Singson admits ‘stigma,’ vows DPWH will do better
MANILA, Philippines—While admitting that the Department of Public Works and Highways (DPWH) was handicapped by “negative perceptions and the stigma of being one of the most corrupt government agencies,” Secretary Rogelio Singson nevertheless stressed the DPWH was “slowly gaining ground in its paradigm shift to elevate the essence of public service.”
In a 31-page performance report, Singson said that “as a government agency, the DPWH through the years has been confronted with this problem,” among other challenges it faces in fulfilling its mandate of providing and managing quality infrastructure nationwide.
In the March 19 report, a copy of which was furnished the INQUIRER, Singson said “the key players to mitigate this problem are its [DPWH] personnel, the doers and decision makers with shared power to accomplish the department’s mandate.”
“Year in and year out, the DPWH has taken bold steps to address this major concern. It took it upon itself to seek ways and means to level up its positive integrity perception among its clientele,” he said.
Singson said that “consistent with President Aquino’s social contract with the Filipino people, the DPWH continuously implements better quality, adequate, safe and cost-effective infrastructure facilities and services that would ensure the attainment of inclusive growth and the reduction of poverty.”

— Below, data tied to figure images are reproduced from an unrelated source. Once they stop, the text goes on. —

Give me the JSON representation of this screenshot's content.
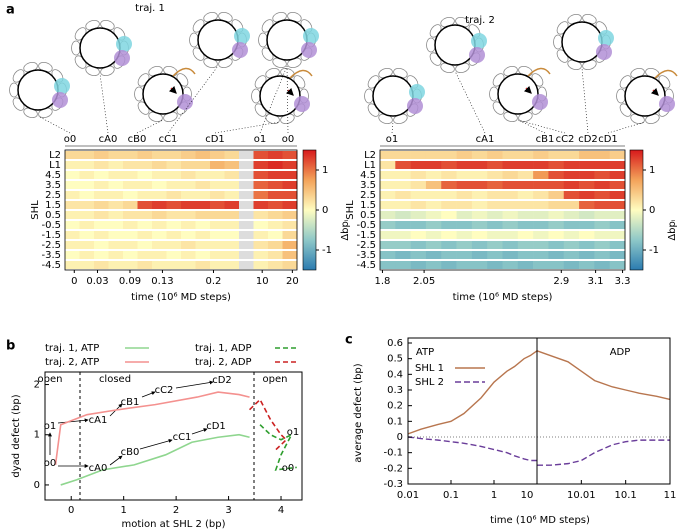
{
  "panel_labels": [
    "a",
    "b",
    "c"
  ],
  "panel_a": {
    "ylabel": "SHL",
    "xlabel": "time (10⁶ MD steps)",
    "colorbar": {
      "label": "Δbpᵢ",
      "lim": [
        -1.5,
        1.5
      ],
      "ticks": [
        1,
        0,
        -1
      ]
    },
    "row_labels": [
      "L2",
      "L1",
      "4.5",
      "3.5",
      "2.5",
      "1.5",
      "0.5",
      "-0.5",
      "-1.5",
      "-2.5",
      "-3.5",
      "-4.5"
    ],
    "heatmaps": [
      {
        "title": "traj. 1",
        "states": [
          "o0",
          "cA0",
          "cB0",
          "cC1",
          "cD1",
          "o1",
          "o0"
        ],
        "xticks": [
          0,
          0.03,
          0.09,
          0.13,
          0.2,
          10,
          20
        ],
        "rows": [
          [
            0.3,
            0.3,
            0.4,
            0.3,
            0.3,
            0.4,
            0.3,
            0.3,
            0.4,
            0.5,
            0.4,
            0.3,
            null,
            1.2,
            1.3,
            1.2
          ],
          [
            0.1,
            0.1,
            0.2,
            0.1,
            0.2,
            0.2,
            0.3,
            0.2,
            0.3,
            0.3,
            0.6,
            0.5,
            null,
            1.3,
            1.4,
            1.3
          ],
          [
            0,
            0.1,
            0,
            0.1,
            0.1,
            0,
            0.1,
            0.1,
            0.2,
            0.1,
            0.1,
            0.2,
            null,
            1.2,
            1.3,
            1.3
          ],
          [
            0,
            0,
            0.1,
            0,
            0.1,
            0.1,
            0,
            0.1,
            0.1,
            0.2,
            0.1,
            0.1,
            null,
            1.1,
            1.2,
            1.3
          ],
          [
            0.1,
            0,
            0.1,
            0.1,
            0,
            0.1,
            0.1,
            0.2,
            0.1,
            0.1,
            0.2,
            0.1,
            null,
            1.0,
            1.2,
            1.2
          ],
          [
            0.2,
            0.2,
            0.3,
            0.2,
            0.3,
            1.2,
            1.3,
            1.2,
            1.3,
            1.3,
            1.2,
            1.3,
            null,
            1.3,
            1.2,
            1.3
          ],
          [
            0.1,
            0.1,
            0.2,
            0.1,
            0.2,
            0.2,
            0.3,
            0.2,
            0.2,
            0.3,
            0.3,
            0.3,
            null,
            0.2,
            0.3,
            0.4
          ],
          [
            0,
            0.1,
            0,
            0,
            0.1,
            0,
            0.1,
            0,
            0.1,
            0,
            0.1,
            0.1,
            null,
            0,
            0.1,
            0.2
          ],
          [
            0.1,
            0,
            0.1,
            0,
            0,
            0.1,
            0,
            0.1,
            0,
            0.1,
            0,
            0,
            null,
            0.1,
            0,
            0.3
          ],
          [
            0.1,
            0.1,
            0,
            0.1,
            0.1,
            0,
            0.1,
            0.1,
            0.2,
            0.1,
            0.1,
            0.1,
            null,
            0.2,
            0.3,
            0.6
          ],
          [
            0,
            0.1,
            0,
            0.1,
            0,
            0.1,
            0.1,
            0,
            0.1,
            0,
            0.1,
            0.1,
            null,
            0.1,
            0.2,
            0.5
          ],
          [
            0.1,
            0.1,
            0.2,
            0.1,
            0.1,
            0.2,
            0.1,
            0.1,
            0.1,
            0.2,
            0.1,
            0.1,
            null,
            0.1,
            0.2,
            0.3
          ]
        ]
      },
      {
        "title": "traj. 2",
        "states": [
          "o1",
          "cA1",
          "cB1",
          "cC2",
          "cD2",
          "cD1"
        ],
        "xticks": [
          1.8,
          2.05,
          2.9,
          3.1,
          3.3
        ],
        "rows": [
          [
            0.3,
            0.3,
            0.3,
            0.3,
            0.3,
            0.4,
            0.3,
            0.4,
            0.3,
            0.3,
            0.4,
            0.3,
            0.3,
            0.5,
            0.5,
            0.4
          ],
          [
            0.2,
            1.2,
            1.3,
            1.3,
            1.2,
            1.3,
            1.3,
            1.2,
            1.3,
            1.3,
            1.3,
            1.2,
            1.3,
            1.3,
            1.3,
            1.3
          ],
          [
            0.1,
            0.1,
            0.2,
            0.1,
            0.2,
            0.1,
            0.1,
            0.2,
            0.3,
            0.2,
            0.8,
            1.2,
            1.3,
            1.3,
            1.2,
            1.3
          ],
          [
            0.1,
            0.1,
            0.2,
            0.5,
            1.1,
            1.2,
            1.2,
            1.1,
            1.2,
            1.2,
            1.2,
            1.2,
            1.3,
            1.2,
            1.3,
            1.2
          ],
          [
            0.1,
            0.2,
            0.1,
            0.1,
            0.1,
            0.2,
            0.1,
            0.2,
            0.2,
            0.1,
            0.2,
            0.4,
            1.2,
            1.3,
            1.2,
            1.3
          ],
          [
            0.1,
            0.1,
            0.2,
            0.1,
            0.2,
            0.2,
            0.1,
            0.2,
            0.2,
            0.2,
            0.2,
            0.3,
            0.3,
            1.1,
            1.2,
            1.2
          ],
          [
            -0.2,
            -0.3,
            -0.2,
            -0.1,
            0,
            -0.2,
            -0.1,
            -0.2,
            -0.1,
            -0.2,
            -0.2,
            -0.1,
            -0.2,
            -0.3,
            -0.2,
            -0.2
          ],
          [
            -0.7,
            -0.8,
            -0.8,
            -0.7,
            -0.8,
            -0.8,
            -0.7,
            -0.8,
            -0.7,
            -0.8,
            -0.8,
            -0.7,
            -0.8,
            -0.8,
            -0.7,
            -0.8
          ],
          [
            -0.1,
            -0.1,
            0,
            -0.1,
            0,
            -0.1,
            0,
            -0.1,
            -0.1,
            0,
            -0.1,
            0,
            -0.1,
            0,
            -0.1,
            -0.1
          ],
          [
            -0.7,
            -0.7,
            -0.8,
            -0.7,
            -0.8,
            -0.7,
            -0.8,
            -0.7,
            -0.8,
            -0.7,
            -0.7,
            -0.8,
            -0.7,
            -0.8,
            -0.7,
            -0.8
          ],
          [
            -0.8,
            -0.9,
            -0.8,
            -0.9,
            -0.8,
            -0.8,
            -0.9,
            -0.8,
            -0.9,
            -0.8,
            -0.8,
            -0.9,
            -0.8,
            -0.9,
            -0.8,
            -0.9
          ],
          [
            -0.8,
            -0.8,
            -0.9,
            -0.8,
            -0.9,
            -0.8,
            -0.8,
            -0.9,
            -0.8,
            -0.9,
            -0.8,
            -0.8,
            -0.9,
            -0.8,
            -0.9,
            -0.8
          ]
        ]
      }
    ]
  },
  "panel_b": {
    "type": "line",
    "xlabel": "motion at SHL 2 (bp)",
    "ylabel": "dyad defect (bp)",
    "xlim": [
      -0.5,
      4.4
    ],
    "ylim": [
      -0.3,
      2.25
    ],
    "xticks": [
      0,
      1,
      2,
      3,
      4
    ],
    "yticks": [
      0,
      1,
      2
    ],
    "regions": [
      "open",
      "closed",
      "open"
    ],
    "state_labels": [
      "o0",
      "cA0",
      "cB0",
      "cC1",
      "cD1",
      "o1",
      "o0",
      "o1",
      "cA1",
      "cB1",
      "cC2",
      "cD2"
    ],
    "series": [
      {
        "name": "traj. 1, ATP",
        "color": "#8fd68f",
        "dash": false,
        "x": [
          -0.2,
          0.1,
          0.6,
          1.2,
          1.8,
          2.3,
          2.8,
          3.2,
          3.4
        ],
        "values": [
          0.0,
          0.1,
          0.3,
          0.4,
          0.6,
          0.85,
          0.95,
          1.0,
          0.95
        ]
      },
      {
        "name": "traj. 2, ATP",
        "color": "#f4918f",
        "dash": false,
        "x": [
          -0.3,
          -0.2,
          0.3,
          0.9,
          1.6,
          2.4,
          2.8,
          3.2,
          3.4
        ],
        "values": [
          0.4,
          1.2,
          1.4,
          1.5,
          1.6,
          1.75,
          1.85,
          1.8,
          1.75
        ]
      },
      {
        "name": "traj. 1, ADP",
        "color": "#2e9e2e",
        "dash": true,
        "x": [
          3.6,
          3.8,
          4.0,
          4.2,
          4.0,
          3.9,
          4.3
        ],
        "values": [
          1.2,
          1.0,
          0.9,
          1.0,
          0.6,
          0.3,
          0.35
        ]
      },
      {
        "name": "traj. 2, ADP",
        "color": "#cc2222",
        "dash": true,
        "x": [
          3.4,
          3.6,
          3.8,
          4.0,
          4.1,
          3.9
        ],
        "values": [
          1.5,
          1.7,
          1.3,
          1.0,
          0.9,
          0.7
        ]
      }
    ]
  },
  "panel_c": {
    "type": "line",
    "ylabel": "average defect (bp)",
    "xlabel": "time (10⁶ MD steps)",
    "ylim": [
      -0.3,
      0.6
    ],
    "yticks": [
      -0.3,
      -0.2,
      -0.1,
      0,
      0.1,
      0.2,
      0.3,
      0.4,
      0.5,
      0.6
    ],
    "legend": [
      "SHL 1",
      "SHL 2"
    ],
    "colors": [
      "#b8764f",
      "#6a3d9a"
    ],
    "panels": [
      {
        "title": "ATP",
        "log": true,
        "xlim": [
          0.01,
          10
        ],
        "xticks": [
          0.01,
          0.1,
          1,
          10
        ],
        "x": [
          0.01,
          0.02,
          0.05,
          0.1,
          0.2,
          0.5,
          1,
          2,
          3,
          5,
          7,
          10
        ],
        "series": [
          [
            0.02,
            0.05,
            0.08,
            0.1,
            0.15,
            0.25,
            0.35,
            0.42,
            0.45,
            0.5,
            0.52,
            0.55
          ],
          [
            0,
            -0.01,
            -0.02,
            -0.03,
            -0.04,
            -0.06,
            -0.08,
            -0.1,
            -0.12,
            -0.14,
            -0.15,
            -0.15
          ]
        ]
      },
      {
        "title": "ADP",
        "log": true,
        "xlim": [
          10.001,
          11
        ],
        "xticks": [
          10.01,
          10.1,
          11
        ],
        "x": [
          10.001,
          10.002,
          10.005,
          10.01,
          10.02,
          10.05,
          10.1,
          10.2,
          10.5,
          11
        ],
        "series": [
          [
            0.55,
            0.52,
            0.48,
            0.42,
            0.36,
            0.32,
            0.3,
            0.28,
            0.26,
            0.24
          ],
          [
            -0.18,
            -0.18,
            -0.17,
            -0.15,
            -0.1,
            -0.05,
            -0.03,
            -0.02,
            -0.02,
            -0.02
          ]
        ]
      }
    ]
  }
}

He noted that “in 2012, the country posted robust economic growth as a result of the government’s commitment to good governance and accountability reforms, and increased public spending in infrastructure and social services through transparent, participatory and accountable management of public funds.”

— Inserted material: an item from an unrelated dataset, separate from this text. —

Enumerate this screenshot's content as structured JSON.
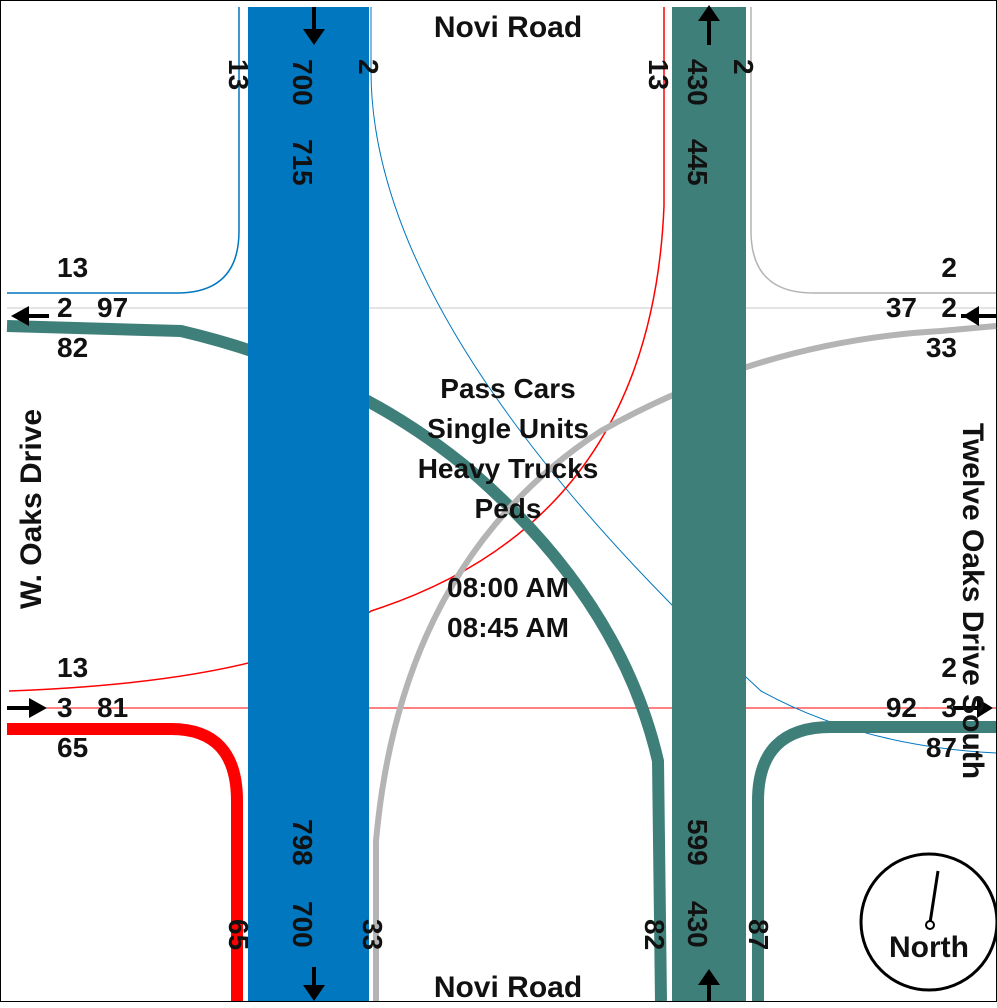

“With our prudent utilization of taxpayer money as well as improved procurement processes and open, transparent, competitive bidding as of Dec. 31, we were able to save over P12 billion which can be utilized for other priority development projects,” he reported.
“We have done much with so limited personnel,” he said, stressing that the department was “slowly gaining ground in its paradigm shift to elevate the essence of public service that is doing the right project at the right cost, right quality, and accomplished on time by the right people.”